2 Jan 2020 22:39
Personagens digitais?… Corpos virtuais?… Pois bem, caro leitor, vale a pena lembrar que ainda existem actores de carne e osso, gente que surge nos nossos ecrãs, não para funcionar como marioneta dos técnicos de efeitos (pouco) especiais, antes para expor os contrastes e contradições da dimensão humana. Assim, por exemplo, Paul Walter Hauser, intérprete da personagem central de "O Caso de Richard Jewell", o novo e admirável filme assinado por Clint Eastwood.
Tinhamo-lo visto em papéis secundários de "Eu, Tonya" (2017), de Craig Gillespie, ou "BlacKkKlansman: O Infiltrado" (2018), de Spike Lee. Desta vez, o trabalho de Hauser é tanto mais fascinante quanto se trata de expor as convulsões muito particulares — e perturbantes — da experiência de um homem enredado numa complexa teia de factos e especulações: Richard Jewell descobriu uma bomba colocada num recinto dos Jogos Olímpicos de Atlanta (1996), salvando algumas centenas de pessoas, mas vindo a ser acusado de cumplicidade com o próprio acto terrorista.
Como se prova, Eastwood continua fascinado pelas evocação de pessoas e factos verídicos — de "Bird" (1988), uma biografia de Charlie Parker, a "Milagres no Rio Hudson" (2016), sobre um célebre acidente com um avião, os exemplos são muitos e muito variados.

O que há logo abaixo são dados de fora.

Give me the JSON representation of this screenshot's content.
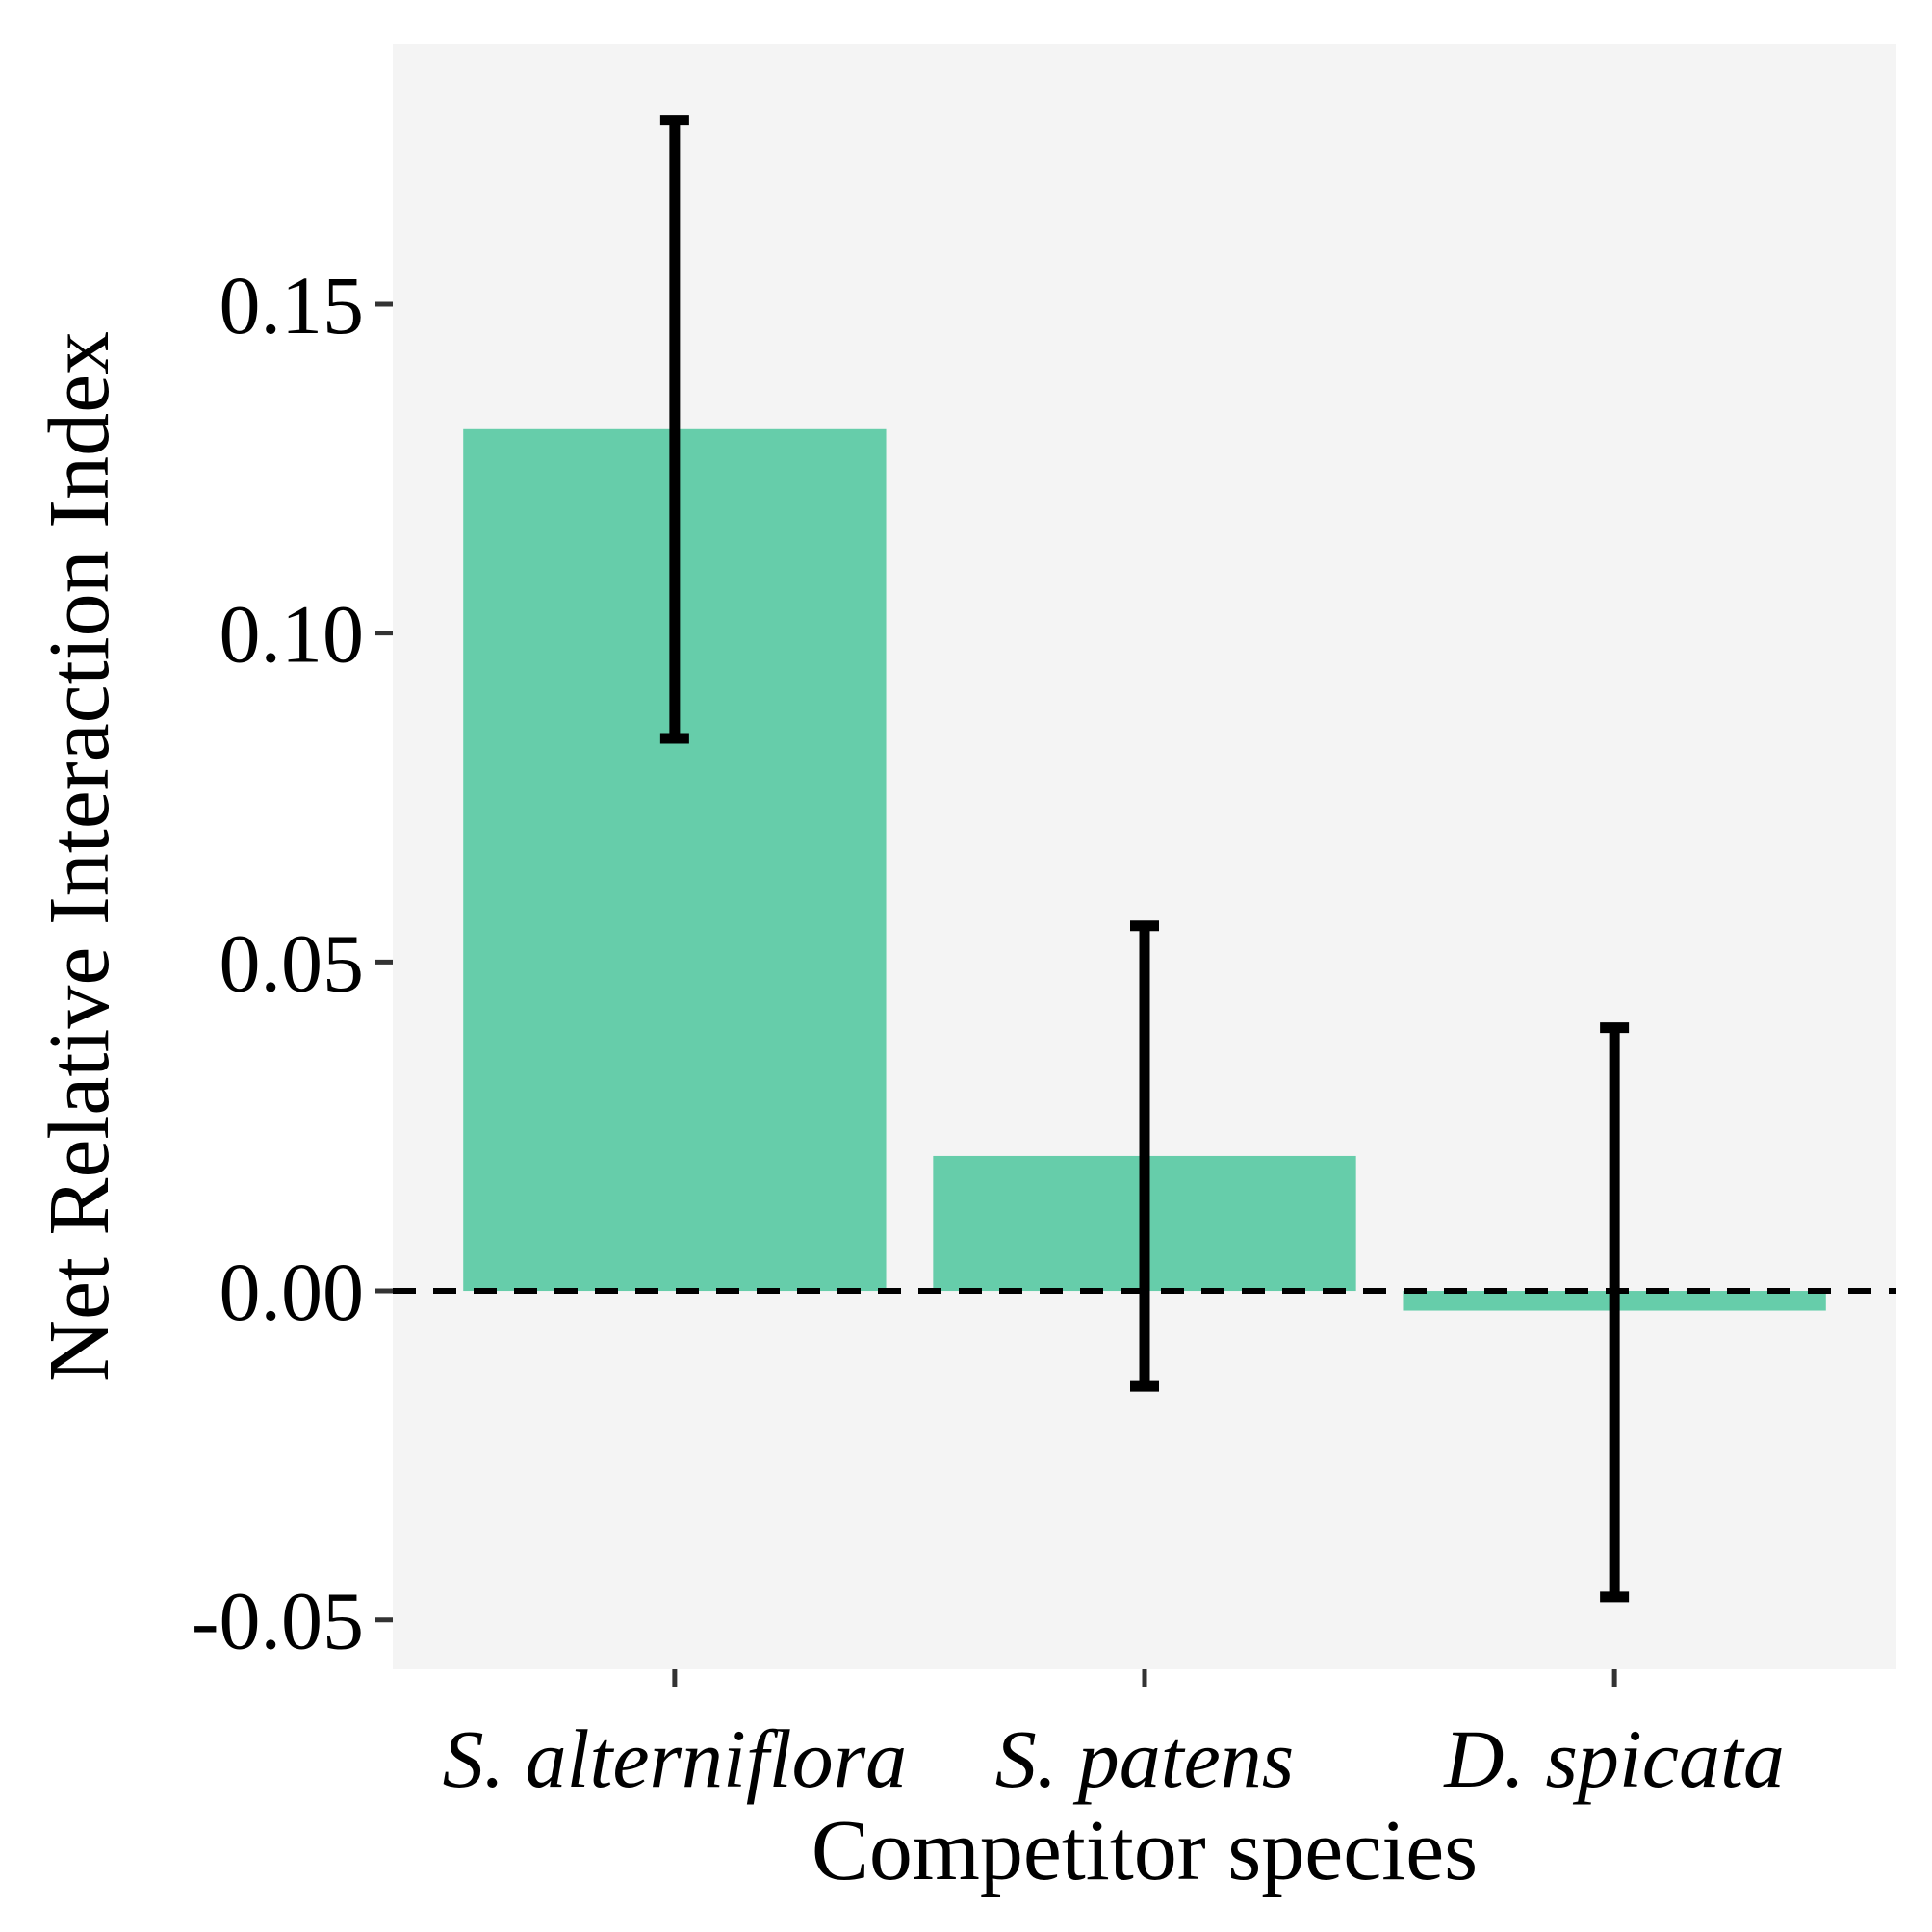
{
  "chart_data": {
    "type": "bar",
    "categories": [
      "S. alterniflora",
      "S. patens",
      "D. spicata"
    ],
    "values": [
      0.131,
      0.0205,
      -0.003
    ],
    "error_low": [
      0.084,
      -0.0145,
      -0.0465
    ],
    "error_high": [
      0.178,
      0.0555,
      0.04
    ],
    "xlabel": "Competitor species",
    "ylabel": "Net Relative Interaction Index",
    "ylim": [
      -0.0575,
      0.1895
    ],
    "yticks": [
      -0.05,
      0.0,
      0.05,
      0.1,
      0.15
    ],
    "ytick_labels": [
      "-0.05",
      "0.00",
      "0.05",
      "0.10",
      "0.15"
    ],
    "reference_line": 0,
    "grid": false,
    "legend": "none",
    "colors": {
      "bar": "#66cdaa",
      "panel": "#f4f4f4",
      "error_bar": "#000000",
      "reference_line": "#000000"
    }
  }
}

Desta vez, aquilo que o interessa é o perverso processo que transforma Jewell em alvo de dois sistemas sociais: primeiro, o espaço mediático à procura de figuras que possam "justificar" as mais lamentáveis práticas especulativas; depois, o aparelho de justiça, ou melhor, o FBI tentando "inventar" um bode expiatório para a tragédia que aconteceu.